Members of the press were shut out of the wholesalers' summit, and no one from the trade association would comment on the issues raised by the protesters. However, the association released a short, written statement.

"While NAWLA has obvious philosophical differences with the groups protesting [our] meeting, we respectfully acknowledge they have every right to make their voices heard," the statement read. "We do not feel the environment -- or our members -- would benefit from these groups' active participation in the event. However, we have offered to facilitate a dialogue between our members and these groups in the near future."
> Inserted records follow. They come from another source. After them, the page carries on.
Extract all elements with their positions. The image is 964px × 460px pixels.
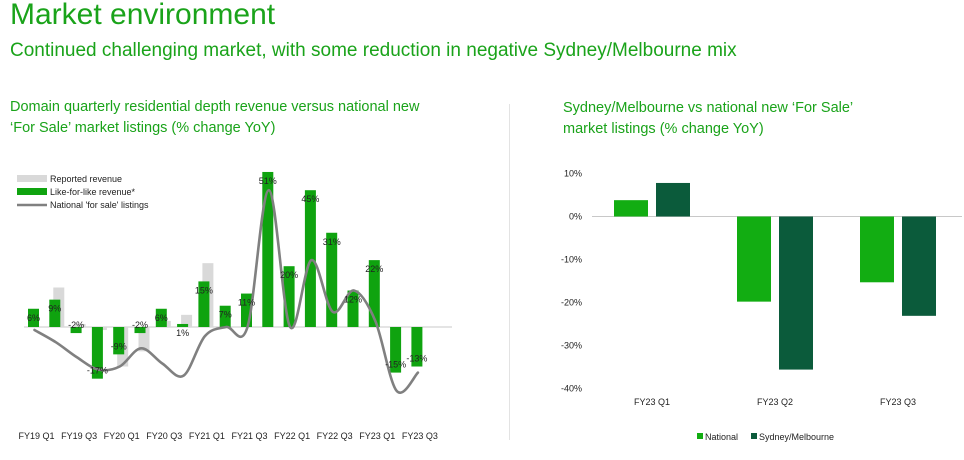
legend-sydney-melbourne-swatch — [751, 433, 757, 439]
like-for-like-revenue-bar — [283, 266, 295, 327]
like-for-like-data-label: -17% — [87, 366, 108, 376]
like-for-like-revenue-bar — [347, 290, 359, 327]
like-for-like-revenue-bar — [390, 327, 402, 373]
like-for-like-data-label: 51% — [259, 176, 277, 186]
like-for-like-data-label: 7% — [219, 310, 232, 320]
sydney-melbourne-bar — [779, 216, 813, 370]
national-bar — [737, 216, 771, 302]
left-x-tick-label: FY22 Q1 — [274, 431, 310, 441]
left-x-tick-label: FY23 Q1 — [359, 431, 395, 441]
sydney-melbourne-bar — [656, 182, 690, 217]
like-for-like-data-label: -13% — [406, 354, 427, 364]
right-y-tick-label: 10% — [564, 169, 582, 179]
right-y-tick-label: -10% — [561, 255, 582, 265]
like-for-like-data-label: -9% — [111, 341, 127, 351]
left-x-tick-label: FY22 Q3 — [317, 431, 353, 441]
right-x-tick-label: FY23 Q2 — [757, 397, 793, 407]
like-for-like-revenue-bar — [155, 308, 167, 327]
like-for-like-revenue-bar — [241, 293, 252, 327]
like-for-like-revenue-bar — [219, 305, 231, 327]
like-for-like-data-label: 20% — [280, 270, 298, 280]
left-chart-title-line-1: Domain quarterly residential depth reven… — [10, 99, 420, 115]
legend-national-label: National 'for sale' listings — [50, 200, 149, 210]
page-title: Market environment — [10, 0, 276, 31]
legend-national-swatch — [697, 433, 703, 439]
right-y-tick-label: -30% — [561, 341, 582, 351]
left-chart-title-line-2: ‘For Sale’ market listings (% change YoY… — [10, 120, 276, 136]
like-for-like-revenue-bar — [134, 327, 146, 334]
like-for-like-data-label: 45% — [301, 194, 319, 204]
right-y-tick-label: -40% — [561, 384, 582, 394]
left-x-tick-label: FY19 Q3 — [61, 431, 97, 441]
page-subtitle: Continued challenging market, with some … — [10, 40, 737, 61]
left-x-tick-label: FY20 Q1 — [104, 431, 140, 441]
chart-divider — [509, 104, 510, 440]
like-for-like-revenue-bar — [113, 327, 125, 355]
reported-revenue-bar — [74, 323, 86, 327]
like-for-like-revenue-bar — [326, 232, 338, 327]
left-x-tick-label: FY21 Q1 — [189, 431, 225, 441]
legend-sydney-melbourne-label: Sydney/Melbourne — [759, 432, 834, 442]
like-for-like-revenue-bar — [91, 327, 103, 379]
reported-revenue-bar — [181, 314, 193, 327]
right-y-tick-label: -20% — [561, 298, 582, 308]
like-for-like-revenue-bar — [368, 260, 380, 327]
like-for-like-revenue-bar — [28, 308, 39, 327]
right-x-tick-label: FY23 Q1 — [634, 397, 670, 407]
like-for-like-revenue-bar — [411, 327, 423, 367]
like-for-like-revenue-bar — [49, 299, 61, 327]
like-for-like-data-label: 22% — [365, 264, 383, 274]
like-for-like-data-label: 11% — [238, 298, 255, 308]
national-bar — [860, 216, 894, 283]
right-chart-title-line-2: market listings (% change YoY) — [563, 121, 764, 137]
legend-like-for-like-swatch — [17, 188, 47, 195]
right-y-tick-label: 0% — [569, 212, 582, 222]
legend-like-for-like-label: Like-for-like revenue* — [50, 187, 136, 197]
left-x-tick-label: FY21 Q3 — [231, 431, 267, 441]
like-for-like-data-label: 1% — [176, 328, 189, 338]
national-bar — [614, 200, 648, 217]
reported-revenue-bar — [138, 327, 150, 352]
like-for-like-data-label: 6% — [27, 313, 40, 323]
legend-reported-label: Reported revenue — [50, 174, 122, 184]
legend-national-label: National — [705, 432, 738, 442]
like-for-like-revenue-bar — [198, 281, 210, 327]
like-for-like-data-label: 15% — [195, 285, 213, 295]
national-listings-line — [33, 188, 420, 394]
like-for-like-data-label: 12% — [344, 295, 362, 305]
like-for-like-revenue-bar — [70, 327, 82, 334]
like-for-like-revenue-bar — [262, 171, 274, 327]
like-for-like-data-label: 31% — [323, 237, 341, 247]
left-x-tick-label: FY19 Q1 — [18, 431, 54, 441]
sydney-melbourne-bar — [902, 216, 936, 316]
like-for-like-data-label: -2% — [132, 320, 148, 330]
right-chart-title-line-1: Sydney/Melbourne vs national new ‘For Sa… — [563, 100, 854, 116]
like-for-like-data-label: 9% — [48, 304, 61, 314]
like-for-like-revenue-bar — [177, 323, 189, 327]
like-for-like-revenue-bar — [304, 190, 316, 327]
left-x-tick-label: FY20 Q3 — [146, 431, 182, 441]
right-x-tick-label: FY23 Q3 — [880, 397, 916, 407]
like-for-like-data-label: -15% — [385, 360, 406, 370]
legend-reported-swatch — [17, 175, 47, 182]
left-x-tick-label: FY23 Q3 — [402, 431, 438, 441]
like-for-like-data-label: -2% — [68, 320, 84, 330]
like-for-like-data-label: 6% — [155, 313, 168, 323]
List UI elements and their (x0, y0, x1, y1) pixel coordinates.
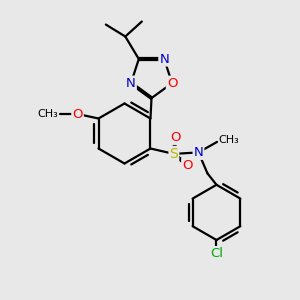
Text: S: S (169, 147, 178, 161)
Text: O: O (170, 131, 181, 144)
Text: N: N (159, 52, 169, 65)
Text: O: O (167, 77, 177, 90)
Text: N: N (194, 146, 203, 159)
Text: O: O (182, 159, 193, 172)
Text: Cl: Cl (210, 247, 223, 260)
Text: N: N (126, 77, 136, 90)
Text: CH₃: CH₃ (219, 135, 239, 146)
Text: CH₃: CH₃ (37, 109, 58, 119)
Text: O: O (72, 107, 83, 121)
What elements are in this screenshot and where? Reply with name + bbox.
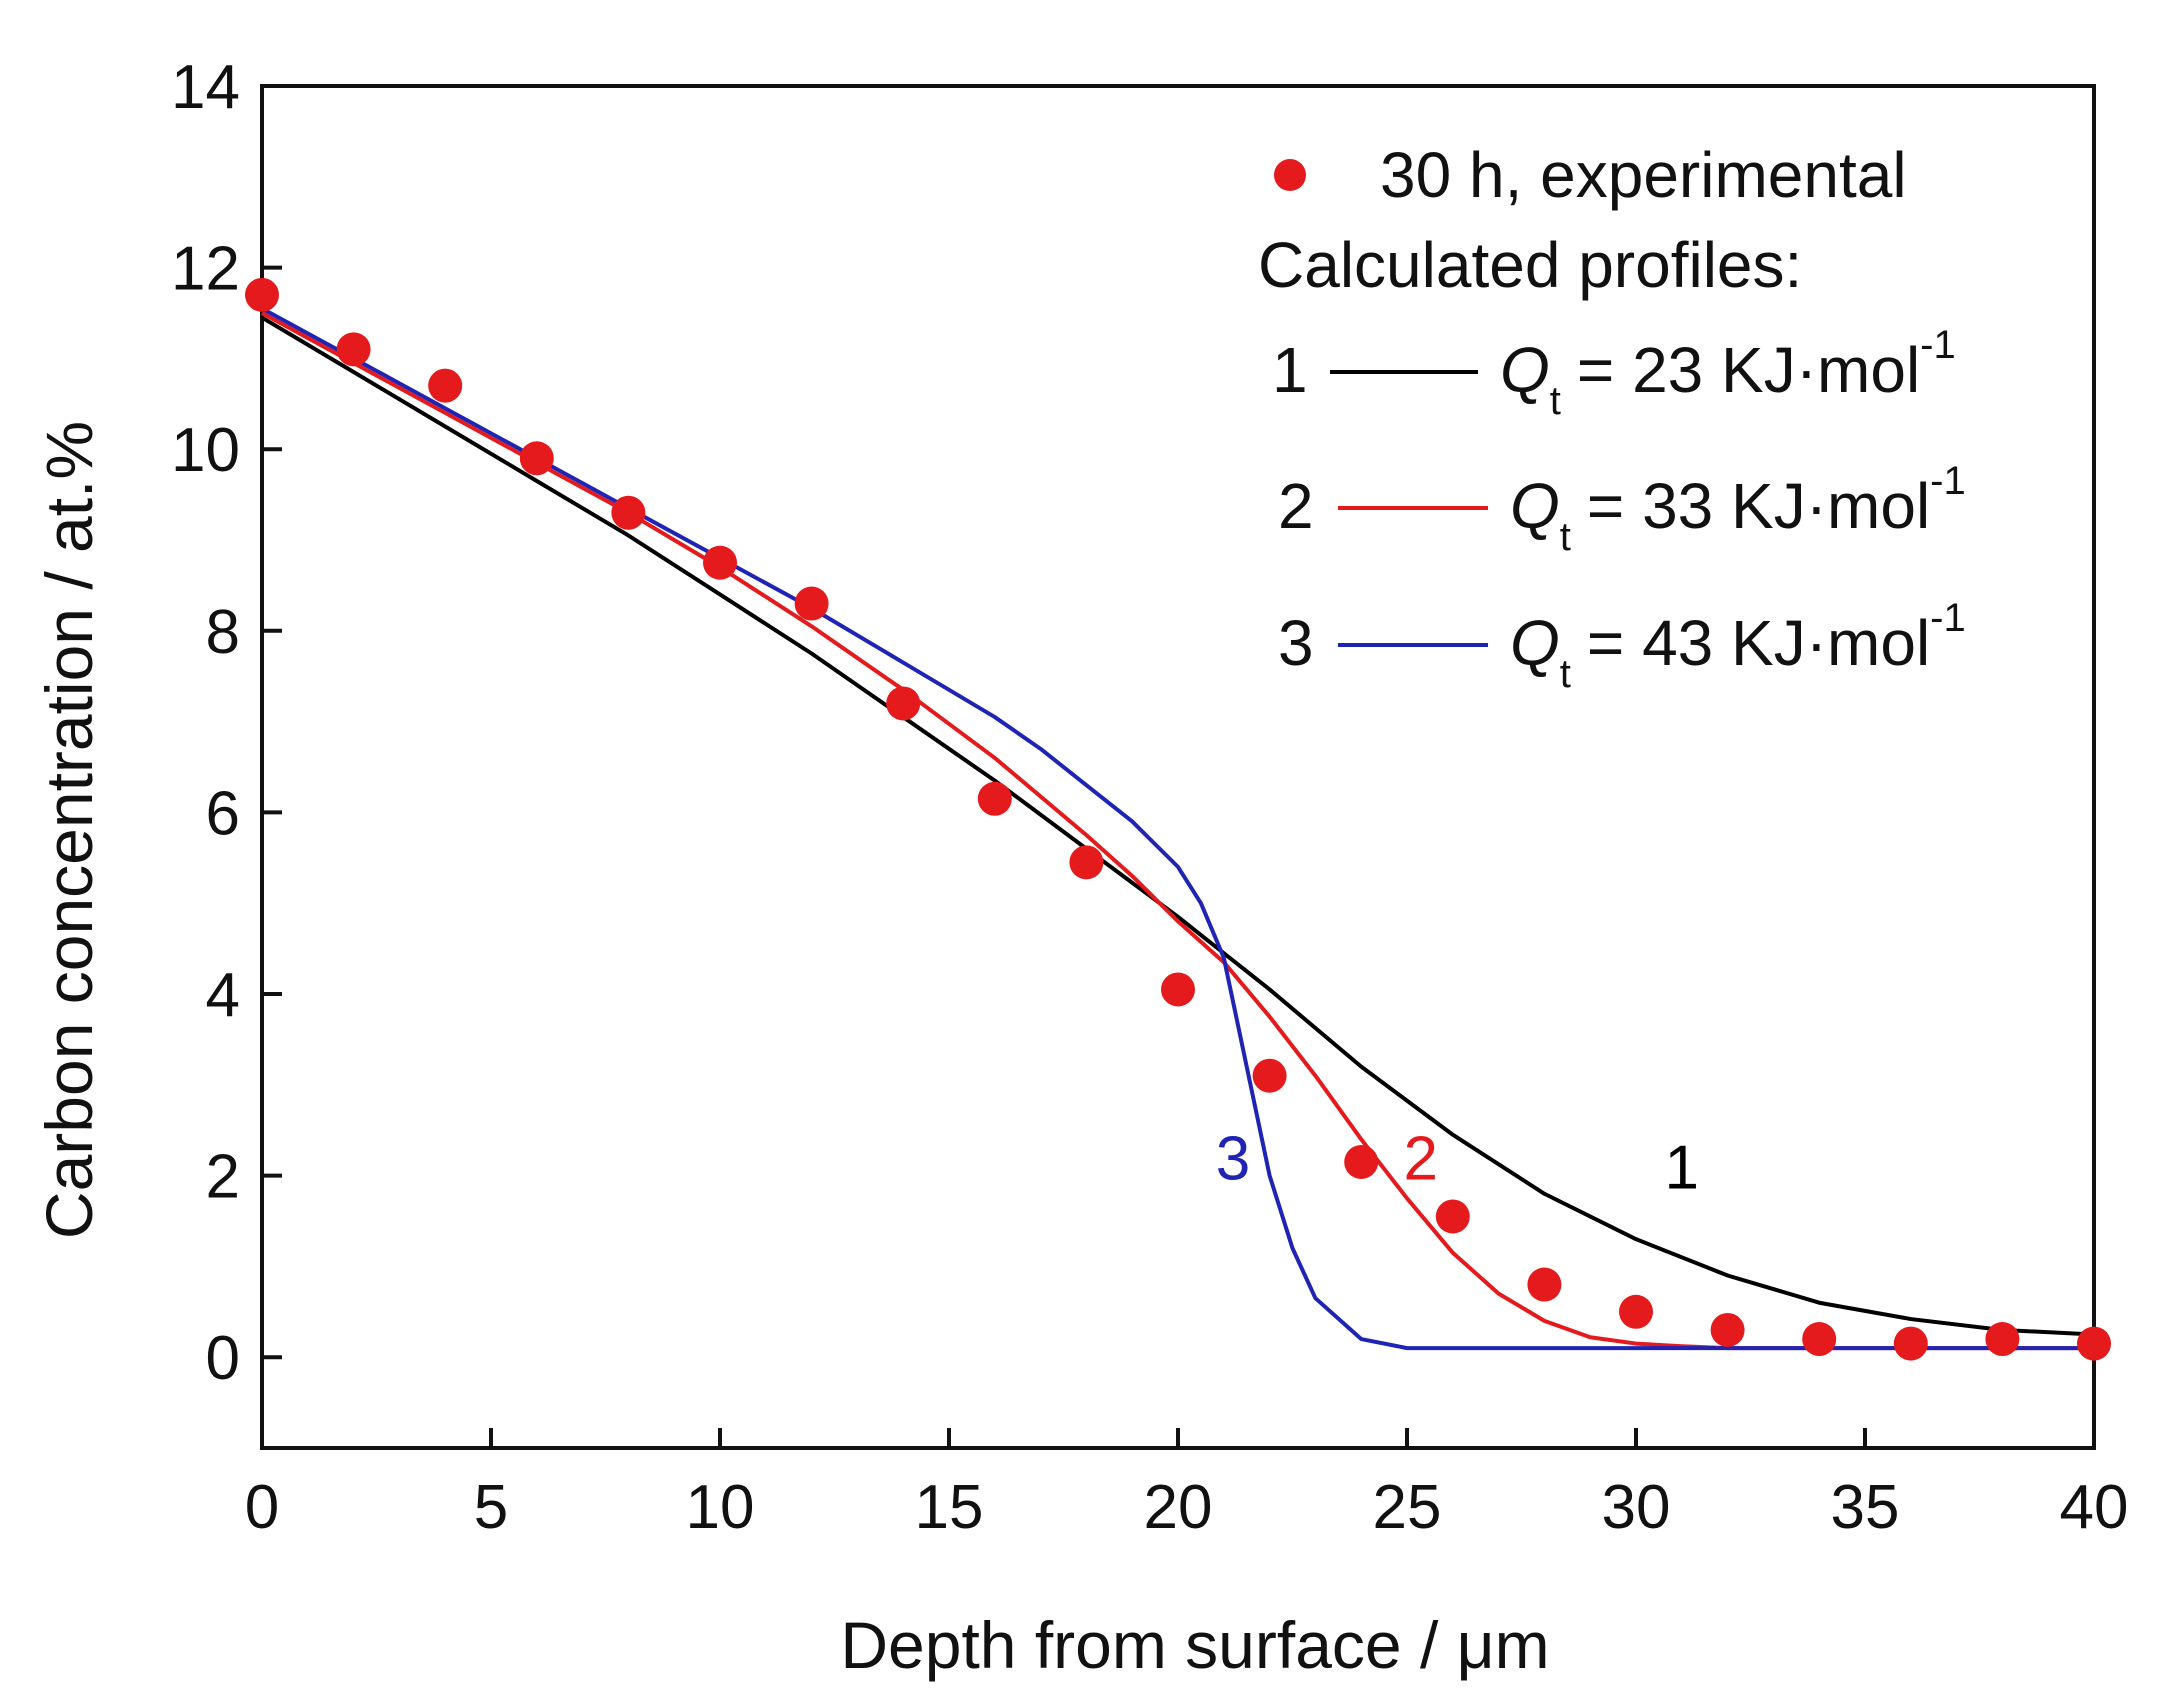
plot-frame	[260, 84, 2096, 1450]
experimental-point	[1619, 1294, 1653, 1329]
experimental-point	[428, 368, 463, 403]
experimental-point	[977, 781, 1012, 816]
experimental-point	[886, 686, 921, 721]
x-tick-label: 35	[1831, 1473, 1900, 1542]
experimental-point	[1802, 1322, 1837, 1357]
series-1-curve	[260, 315, 2095, 1337]
legend-series-1-number: 1	[1272, 334, 1308, 406]
x-tick-label: 40	[2060, 1473, 2129, 1542]
experimental-point	[1252, 1058, 1287, 1093]
legend-series-2-subscript: t	[1560, 515, 1571, 559]
legend-experimental-label: 30 h, experimental	[1380, 139, 1907, 211]
series-1-curve-label: 1	[1665, 1134, 1699, 1203]
x-tick-label: 15	[915, 1473, 984, 1542]
legend-series-2-symbol: Q	[1510, 470, 1560, 542]
legend-series-1-subscript: t	[1550, 379, 1561, 423]
legend-series-1-label: Qt = 23 KJ·mol-1	[1500, 323, 1956, 423]
legend-series-3-superscript: -1	[1930, 596, 1966, 640]
y-axis-label: Carbon concentration / at.%	[32, 421, 106, 1239]
experimental-point	[519, 441, 554, 476]
legend-series-3-text: = 43 KJ·mol	[1587, 607, 1930, 679]
x-tick-label: 0	[245, 1473, 279, 1542]
experimental-point	[611, 495, 646, 530]
curve-labels-layer: 1 2 3	[1216, 1124, 1699, 1202]
plot-frame-layer	[260, 84, 2096, 1450]
experimental-point	[1985, 1322, 2020, 1357]
experimental-point	[336, 332, 371, 367]
curves-layer	[260, 306, 2095, 1351]
y-tick-label: 0	[206, 1324, 240, 1393]
y-tick-label: 2	[206, 1143, 240, 1212]
y-tick-label: 14	[171, 53, 240, 122]
experimental-point	[794, 586, 829, 621]
experimental-point	[1161, 972, 1195, 1007]
x-axis-label: Depth from surface / μm	[840, 1608, 1549, 1682]
experimental-point	[2077, 1326, 2111, 1361]
x-tick-label: 5	[474, 1473, 508, 1542]
series-3-curve	[261, 306, 2094, 1351]
legend-series-2-number: 2	[1278, 470, 1314, 542]
y-tick-label: 10	[171, 416, 240, 485]
legend-series-1-superscript: -1	[1920, 323, 1956, 367]
experimental-point	[1069, 845, 1104, 880]
x-tick-label: 25	[1373, 1473, 1442, 1542]
experimental-point	[1710, 1312, 1745, 1347]
legend-heading: Calculated profiles:	[1258, 229, 1802, 301]
y-tick-label: 12	[171, 235, 240, 304]
legend-series-1-text: = 23 KJ·mol	[1577, 334, 1920, 406]
legend-series-3-subscript: t	[1560, 652, 1571, 696]
experimental-point	[1893, 1326, 1928, 1361]
legend-series-1-symbol: Q	[1500, 334, 1550, 406]
experimental-point	[1344, 1144, 1379, 1179]
legend-series-2-text: = 33 KJ·mol	[1587, 470, 1930, 542]
experimental-point	[1435, 1199, 1470, 1234]
x-tick-label: 30	[1602, 1473, 1671, 1542]
y-tick-label: 8	[206, 598, 240, 667]
legend: 30 h, experimental Calculated profiles: …	[1258, 139, 1966, 696]
x-tick-label: 10	[686, 1473, 755, 1542]
series-3-curve-label: 3	[1216, 1124, 1250, 1193]
legend-series-3-label: Qt = 43 KJ·mol-1	[1510, 596, 1966, 696]
points-layer	[245, 277, 2111, 1361]
experimental-point	[703, 545, 737, 580]
legend-series-3-number: 3	[1278, 607, 1314, 679]
experimental-point	[245, 277, 279, 312]
experimental-point	[1527, 1267, 1562, 1302]
legend-series-2-superscript: -1	[1930, 459, 1966, 503]
legend-experimental-marker	[1274, 159, 1306, 191]
y-tick-label: 6	[206, 779, 240, 848]
x-tick-label: 20	[1144, 1473, 1213, 1542]
series-2-curve-label: 2	[1403, 1124, 1437, 1193]
legend-series-3-symbol: Q	[1510, 607, 1560, 679]
y-tick-label: 4	[206, 961, 240, 1030]
legend-series-2-label: Qt = 33 KJ·mol-1	[1510, 459, 1966, 559]
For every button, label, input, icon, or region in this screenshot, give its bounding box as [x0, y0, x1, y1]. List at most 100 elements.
Accompanying the statement was a copy of the association's environmental policy, which states that its members "support those suppliers who use sustainable forest management practices" and that association members "salute all those who use sound environmental practices."

Sanger, meanwhile, said activists want wholesalers to not just salute sound practices. "We want NAWLA to say, as an association, that it is our policy to promote products that don't destroy forests, that don't displace people, and to require its members to do the same."

The association's members represent $30 billion in annual sales, which means NAWLA's power to make a difference is "immense," Sanger said. "We're going to hold them responsible for that power."

Sanger said the offer of a "dialogue," mentioned in NAWLA's statement to the press, was news to him. Neither he nor anyone he knows of has received such an offer, he said.